The refrigerator dramatically affected the way foods were purchased. Fewer people needed a refrigerator before the 1940s because the places they lived were usually near the small groceries where they shopped. People bought smaller quantities of fresh foods several times a week, and for this purpose an icebox was adequate. Foods like milk, eggs, and meat were usually delivered to the house every few days. After World War II, as millions of Americans moved to the new suburbs, and small corner groceries were replaced by supermarkets, people began to buy larger quantities of perishable foods more often. The refrigerator made it possible to store fresh foods for a much longer time. Now, instead of buying a quart of milk every few days, a household could buy a full gallon and keep it in the ‘fridge. 
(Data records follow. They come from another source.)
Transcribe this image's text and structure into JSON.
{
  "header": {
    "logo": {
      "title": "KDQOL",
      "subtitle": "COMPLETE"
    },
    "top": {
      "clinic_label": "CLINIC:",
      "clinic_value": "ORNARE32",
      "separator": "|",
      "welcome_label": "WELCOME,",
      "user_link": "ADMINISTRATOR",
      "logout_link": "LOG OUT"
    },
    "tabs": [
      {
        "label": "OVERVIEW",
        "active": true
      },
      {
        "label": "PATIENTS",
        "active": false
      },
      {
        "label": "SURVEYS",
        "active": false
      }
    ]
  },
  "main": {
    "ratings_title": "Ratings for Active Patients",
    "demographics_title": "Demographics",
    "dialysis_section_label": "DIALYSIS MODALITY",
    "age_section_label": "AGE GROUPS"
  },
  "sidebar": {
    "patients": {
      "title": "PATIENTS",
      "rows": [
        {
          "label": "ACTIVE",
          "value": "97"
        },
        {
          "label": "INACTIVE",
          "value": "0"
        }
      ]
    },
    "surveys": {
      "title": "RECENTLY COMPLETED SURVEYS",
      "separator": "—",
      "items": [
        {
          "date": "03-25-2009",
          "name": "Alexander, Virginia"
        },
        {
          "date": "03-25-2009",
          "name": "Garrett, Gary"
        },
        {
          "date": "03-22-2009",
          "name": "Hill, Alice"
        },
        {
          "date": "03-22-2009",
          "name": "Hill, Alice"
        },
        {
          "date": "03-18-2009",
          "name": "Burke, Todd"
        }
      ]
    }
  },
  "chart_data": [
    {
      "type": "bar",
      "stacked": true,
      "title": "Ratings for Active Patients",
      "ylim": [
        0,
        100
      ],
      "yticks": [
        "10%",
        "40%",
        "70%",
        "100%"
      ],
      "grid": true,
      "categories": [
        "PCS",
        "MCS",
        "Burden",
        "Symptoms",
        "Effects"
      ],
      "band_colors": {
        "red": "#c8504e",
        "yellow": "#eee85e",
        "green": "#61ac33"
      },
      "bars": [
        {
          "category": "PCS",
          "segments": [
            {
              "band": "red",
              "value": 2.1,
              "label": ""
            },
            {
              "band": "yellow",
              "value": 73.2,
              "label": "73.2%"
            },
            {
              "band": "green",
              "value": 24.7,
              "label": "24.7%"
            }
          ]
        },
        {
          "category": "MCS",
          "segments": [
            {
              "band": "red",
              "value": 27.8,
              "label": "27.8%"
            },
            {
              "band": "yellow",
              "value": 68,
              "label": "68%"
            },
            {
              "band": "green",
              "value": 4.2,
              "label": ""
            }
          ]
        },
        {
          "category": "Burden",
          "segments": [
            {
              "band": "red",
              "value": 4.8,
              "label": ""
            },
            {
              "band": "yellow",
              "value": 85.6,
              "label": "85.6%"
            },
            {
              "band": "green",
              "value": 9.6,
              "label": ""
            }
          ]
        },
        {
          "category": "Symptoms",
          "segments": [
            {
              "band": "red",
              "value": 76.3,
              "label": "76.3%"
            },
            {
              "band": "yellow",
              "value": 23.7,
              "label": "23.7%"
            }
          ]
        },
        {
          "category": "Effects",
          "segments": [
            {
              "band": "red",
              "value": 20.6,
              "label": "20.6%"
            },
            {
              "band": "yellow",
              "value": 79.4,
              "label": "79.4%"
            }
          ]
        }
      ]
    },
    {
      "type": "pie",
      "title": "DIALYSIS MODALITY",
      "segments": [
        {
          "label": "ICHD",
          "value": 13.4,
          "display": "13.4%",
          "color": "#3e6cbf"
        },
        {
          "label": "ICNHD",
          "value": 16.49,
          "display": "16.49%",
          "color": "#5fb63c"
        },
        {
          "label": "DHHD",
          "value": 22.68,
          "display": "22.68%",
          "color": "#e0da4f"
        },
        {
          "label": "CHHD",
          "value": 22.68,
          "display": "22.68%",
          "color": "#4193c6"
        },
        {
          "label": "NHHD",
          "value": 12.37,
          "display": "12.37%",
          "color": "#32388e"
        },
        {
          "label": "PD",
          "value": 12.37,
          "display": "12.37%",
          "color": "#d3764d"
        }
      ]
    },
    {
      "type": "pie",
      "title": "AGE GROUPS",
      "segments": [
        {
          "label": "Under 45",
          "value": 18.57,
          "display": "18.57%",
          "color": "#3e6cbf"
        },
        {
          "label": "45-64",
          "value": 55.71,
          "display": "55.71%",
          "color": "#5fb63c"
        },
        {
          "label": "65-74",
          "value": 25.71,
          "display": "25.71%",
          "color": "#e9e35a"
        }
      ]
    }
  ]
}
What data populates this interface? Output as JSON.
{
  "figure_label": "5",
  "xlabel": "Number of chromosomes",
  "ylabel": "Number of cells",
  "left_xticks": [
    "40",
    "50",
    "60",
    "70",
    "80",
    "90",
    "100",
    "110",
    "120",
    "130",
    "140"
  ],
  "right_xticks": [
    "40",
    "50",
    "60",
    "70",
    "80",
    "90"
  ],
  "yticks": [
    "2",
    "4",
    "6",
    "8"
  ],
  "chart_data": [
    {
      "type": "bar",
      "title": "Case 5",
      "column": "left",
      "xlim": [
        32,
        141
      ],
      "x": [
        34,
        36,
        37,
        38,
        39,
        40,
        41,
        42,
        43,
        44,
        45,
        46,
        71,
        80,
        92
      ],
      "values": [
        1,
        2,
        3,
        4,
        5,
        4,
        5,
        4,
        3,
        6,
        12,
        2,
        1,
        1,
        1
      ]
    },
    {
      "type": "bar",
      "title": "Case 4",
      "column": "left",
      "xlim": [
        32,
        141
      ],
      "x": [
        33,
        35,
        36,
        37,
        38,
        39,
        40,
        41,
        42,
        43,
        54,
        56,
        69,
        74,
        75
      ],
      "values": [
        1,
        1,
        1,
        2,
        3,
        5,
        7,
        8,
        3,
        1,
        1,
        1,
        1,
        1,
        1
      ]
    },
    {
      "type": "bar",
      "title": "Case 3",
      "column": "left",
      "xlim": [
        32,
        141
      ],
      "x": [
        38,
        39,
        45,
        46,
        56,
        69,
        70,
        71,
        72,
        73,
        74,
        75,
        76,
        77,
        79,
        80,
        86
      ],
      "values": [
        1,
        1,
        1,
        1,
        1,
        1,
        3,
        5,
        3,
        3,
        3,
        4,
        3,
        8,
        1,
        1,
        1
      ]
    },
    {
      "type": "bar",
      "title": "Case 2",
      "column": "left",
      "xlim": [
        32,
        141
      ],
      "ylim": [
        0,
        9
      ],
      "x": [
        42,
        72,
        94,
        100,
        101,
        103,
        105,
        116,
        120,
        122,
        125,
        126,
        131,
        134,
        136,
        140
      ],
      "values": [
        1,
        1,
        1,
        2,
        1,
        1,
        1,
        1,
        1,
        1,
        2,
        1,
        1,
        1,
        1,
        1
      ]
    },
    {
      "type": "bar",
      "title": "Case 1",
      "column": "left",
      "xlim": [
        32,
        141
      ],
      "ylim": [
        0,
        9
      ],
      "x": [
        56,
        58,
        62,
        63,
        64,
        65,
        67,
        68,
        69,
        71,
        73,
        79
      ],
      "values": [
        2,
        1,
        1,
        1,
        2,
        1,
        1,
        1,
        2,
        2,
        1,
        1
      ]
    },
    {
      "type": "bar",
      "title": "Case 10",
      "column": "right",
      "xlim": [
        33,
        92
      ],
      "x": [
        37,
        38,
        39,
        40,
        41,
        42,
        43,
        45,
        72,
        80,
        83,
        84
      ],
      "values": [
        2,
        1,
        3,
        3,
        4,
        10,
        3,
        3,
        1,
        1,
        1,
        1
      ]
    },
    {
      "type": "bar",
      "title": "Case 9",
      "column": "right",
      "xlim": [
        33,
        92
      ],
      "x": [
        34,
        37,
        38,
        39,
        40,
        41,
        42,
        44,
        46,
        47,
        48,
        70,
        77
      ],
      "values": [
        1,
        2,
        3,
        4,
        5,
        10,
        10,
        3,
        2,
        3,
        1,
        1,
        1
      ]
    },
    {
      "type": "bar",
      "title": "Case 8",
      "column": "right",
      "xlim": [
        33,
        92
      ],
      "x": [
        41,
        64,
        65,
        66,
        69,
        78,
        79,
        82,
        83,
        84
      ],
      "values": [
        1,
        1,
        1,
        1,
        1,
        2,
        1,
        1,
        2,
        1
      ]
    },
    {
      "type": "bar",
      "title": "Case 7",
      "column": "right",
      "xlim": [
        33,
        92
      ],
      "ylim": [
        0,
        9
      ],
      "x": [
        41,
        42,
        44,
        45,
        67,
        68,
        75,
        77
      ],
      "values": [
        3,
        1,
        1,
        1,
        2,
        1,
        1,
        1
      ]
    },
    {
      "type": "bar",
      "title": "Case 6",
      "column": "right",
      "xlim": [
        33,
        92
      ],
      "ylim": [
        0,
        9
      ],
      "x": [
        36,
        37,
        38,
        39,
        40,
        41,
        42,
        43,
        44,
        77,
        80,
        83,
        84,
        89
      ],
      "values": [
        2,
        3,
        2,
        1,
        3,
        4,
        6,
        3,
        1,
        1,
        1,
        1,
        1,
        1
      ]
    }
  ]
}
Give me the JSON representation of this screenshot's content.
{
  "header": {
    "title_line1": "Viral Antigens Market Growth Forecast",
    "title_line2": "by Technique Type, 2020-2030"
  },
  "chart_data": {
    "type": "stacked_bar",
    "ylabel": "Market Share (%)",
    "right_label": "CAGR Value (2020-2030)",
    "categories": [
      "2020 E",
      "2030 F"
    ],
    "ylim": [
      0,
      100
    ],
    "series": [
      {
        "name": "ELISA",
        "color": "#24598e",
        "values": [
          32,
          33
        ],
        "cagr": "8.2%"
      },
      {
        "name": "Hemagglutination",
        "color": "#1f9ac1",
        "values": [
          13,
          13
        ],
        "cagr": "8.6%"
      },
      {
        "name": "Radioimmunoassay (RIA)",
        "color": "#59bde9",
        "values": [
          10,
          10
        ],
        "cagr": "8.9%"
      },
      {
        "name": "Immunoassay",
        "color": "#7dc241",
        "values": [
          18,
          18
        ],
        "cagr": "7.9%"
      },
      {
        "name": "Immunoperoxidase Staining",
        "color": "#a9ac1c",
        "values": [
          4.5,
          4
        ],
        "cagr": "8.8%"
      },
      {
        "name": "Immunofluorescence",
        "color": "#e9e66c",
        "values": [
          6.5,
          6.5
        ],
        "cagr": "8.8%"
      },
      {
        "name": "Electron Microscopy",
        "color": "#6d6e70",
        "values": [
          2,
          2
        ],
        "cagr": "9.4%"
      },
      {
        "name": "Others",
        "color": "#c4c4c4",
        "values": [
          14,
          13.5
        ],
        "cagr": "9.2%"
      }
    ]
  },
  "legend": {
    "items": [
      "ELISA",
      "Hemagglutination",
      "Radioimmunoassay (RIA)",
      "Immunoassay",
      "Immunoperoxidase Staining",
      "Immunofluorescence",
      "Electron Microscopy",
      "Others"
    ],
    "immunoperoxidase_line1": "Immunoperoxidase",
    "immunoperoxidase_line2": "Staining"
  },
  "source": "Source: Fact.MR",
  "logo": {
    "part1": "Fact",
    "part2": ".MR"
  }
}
In some kinds of refrigerators, there is no motor or compressor. From the 1930s to the late 1950s, the “gas” refrigerator provided an alternative. In a gas refrigerator, the refrigerant circulates from the condenser to the evaporator and back all on its own. Inside, a tiny plume of burning propane, natural gas, kerosene, or other fuel heats the liquid refrigerant, causing it to evaporate even more quickly and forcing it into the evaporator under high pressure. This provides the same thing as the pumping action of a compressor.

In the 1980s, refrigerators became available which do not need a refrigerant at all. They use a curious feature of certain electronic devices called the Peltier effect. A Peltier device is somewhat like a specialized kind of transistor, but instead of being an amplifier, it has the odd property of getting cold when a current passes through it. But neither the gas nor the electronic refrigerators are often used today.